Control swabs — three tests two weeks after completing the course. Negative results confirm successful treatment.
Prevention of Reinfection
Treatment without hygiene measures is ineffective — pinworm eggs are distributed throughout the home of an infected person. During and after treatment:
- Nails — keep short to prevent egg accumulation underneath
- Hands — wash with soap after using the toilet, before eating, after playing
- Bed linen — change daily during treatment, wash at 60 °C or above (heat kills eggs)
- Underwear — change twice daily, wear close-fitting styles (prevents scratching during sleep)
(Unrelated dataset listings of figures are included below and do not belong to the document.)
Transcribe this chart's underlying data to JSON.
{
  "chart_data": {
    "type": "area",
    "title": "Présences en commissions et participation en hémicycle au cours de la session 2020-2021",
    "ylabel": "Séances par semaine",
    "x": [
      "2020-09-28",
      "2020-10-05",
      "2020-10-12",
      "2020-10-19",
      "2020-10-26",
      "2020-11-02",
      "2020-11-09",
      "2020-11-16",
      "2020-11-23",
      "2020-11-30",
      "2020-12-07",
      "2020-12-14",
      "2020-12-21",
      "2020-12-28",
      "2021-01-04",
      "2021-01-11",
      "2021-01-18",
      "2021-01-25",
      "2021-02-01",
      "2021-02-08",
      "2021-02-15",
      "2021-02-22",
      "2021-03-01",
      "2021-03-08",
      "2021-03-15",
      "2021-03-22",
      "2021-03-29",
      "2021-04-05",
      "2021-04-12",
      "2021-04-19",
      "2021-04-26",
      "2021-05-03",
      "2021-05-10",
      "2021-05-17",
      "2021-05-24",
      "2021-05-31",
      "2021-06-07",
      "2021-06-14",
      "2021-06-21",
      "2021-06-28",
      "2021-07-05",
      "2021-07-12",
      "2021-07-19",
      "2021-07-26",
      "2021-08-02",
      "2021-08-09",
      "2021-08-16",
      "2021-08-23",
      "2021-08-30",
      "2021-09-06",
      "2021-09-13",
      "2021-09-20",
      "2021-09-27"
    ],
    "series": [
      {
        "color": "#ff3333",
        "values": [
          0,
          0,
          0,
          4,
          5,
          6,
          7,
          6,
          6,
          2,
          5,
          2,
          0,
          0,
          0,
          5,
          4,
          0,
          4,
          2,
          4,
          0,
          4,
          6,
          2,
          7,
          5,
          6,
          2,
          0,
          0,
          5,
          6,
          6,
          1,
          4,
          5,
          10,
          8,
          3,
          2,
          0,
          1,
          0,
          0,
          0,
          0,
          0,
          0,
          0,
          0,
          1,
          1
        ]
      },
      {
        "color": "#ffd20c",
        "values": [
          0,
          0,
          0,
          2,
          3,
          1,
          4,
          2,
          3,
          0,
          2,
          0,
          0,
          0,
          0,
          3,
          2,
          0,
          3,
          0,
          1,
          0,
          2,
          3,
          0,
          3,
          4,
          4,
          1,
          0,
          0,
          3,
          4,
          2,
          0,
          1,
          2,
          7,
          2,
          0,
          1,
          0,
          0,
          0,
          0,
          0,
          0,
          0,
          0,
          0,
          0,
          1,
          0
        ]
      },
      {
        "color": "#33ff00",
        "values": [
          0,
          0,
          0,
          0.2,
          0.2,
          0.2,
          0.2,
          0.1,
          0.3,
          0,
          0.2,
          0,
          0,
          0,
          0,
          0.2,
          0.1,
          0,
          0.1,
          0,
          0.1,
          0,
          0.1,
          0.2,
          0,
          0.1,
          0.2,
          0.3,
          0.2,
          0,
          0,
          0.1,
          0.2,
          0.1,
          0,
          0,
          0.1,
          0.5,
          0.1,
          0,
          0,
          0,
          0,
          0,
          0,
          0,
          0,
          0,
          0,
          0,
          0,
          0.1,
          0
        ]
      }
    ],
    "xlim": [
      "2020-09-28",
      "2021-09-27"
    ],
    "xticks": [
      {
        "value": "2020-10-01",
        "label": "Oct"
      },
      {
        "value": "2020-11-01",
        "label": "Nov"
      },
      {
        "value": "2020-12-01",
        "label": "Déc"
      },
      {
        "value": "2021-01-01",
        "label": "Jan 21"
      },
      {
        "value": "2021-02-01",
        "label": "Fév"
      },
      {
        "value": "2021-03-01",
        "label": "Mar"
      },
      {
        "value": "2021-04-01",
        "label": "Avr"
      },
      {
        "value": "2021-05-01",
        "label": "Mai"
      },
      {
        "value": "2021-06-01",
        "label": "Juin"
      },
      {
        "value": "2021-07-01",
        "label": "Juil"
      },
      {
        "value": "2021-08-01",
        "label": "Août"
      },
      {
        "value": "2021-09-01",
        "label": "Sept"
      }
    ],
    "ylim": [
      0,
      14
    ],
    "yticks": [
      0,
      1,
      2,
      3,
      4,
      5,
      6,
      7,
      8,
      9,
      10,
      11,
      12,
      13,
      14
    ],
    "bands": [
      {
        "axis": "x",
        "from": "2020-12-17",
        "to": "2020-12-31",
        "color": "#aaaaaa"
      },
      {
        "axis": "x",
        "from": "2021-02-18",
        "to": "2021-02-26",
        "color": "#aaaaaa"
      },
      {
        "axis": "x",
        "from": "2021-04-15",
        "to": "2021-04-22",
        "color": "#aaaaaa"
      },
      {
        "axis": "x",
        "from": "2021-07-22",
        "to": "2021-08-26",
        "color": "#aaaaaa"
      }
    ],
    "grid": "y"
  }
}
- Toys and household objects — damp clean with disinfectant
- Toilet and bathroom — daily disinfection during treatment
Pinworm eggs are resistant to chlorine at standard concentrations. They are effectively destroyed by boiling and heat above 60 °C.
When to See a Doctor
See a paediatrician or GP in the following situations:
- positive swab result — prescription of an appropriate drug requires medical assessment by age and weight
- symptoms persist for more than 2 weeks with negative tests — other causes of itching and sleep disturbance should be excluded, as well as other forms of helminthiasis
- repeat swabs remain positive after two treatment courses — consider ongoing reinfection from environment or an untreated contact
- a girl develops discharge or burning in the perineal area — pinworms can cause vulvovaginitis
Following a positive result in a child, the doctor issues a note excluding the child from group settings until negative control swabs are obtained.
This article is for informational purposes only. Diagnosis and treatment are provided exclusively by a qualified physician.
For informational purposes only
This article is for informational purposes only and does not constitute medical advice, diagnosis, or treatment. Please consult a healthcare professional for medical guidance.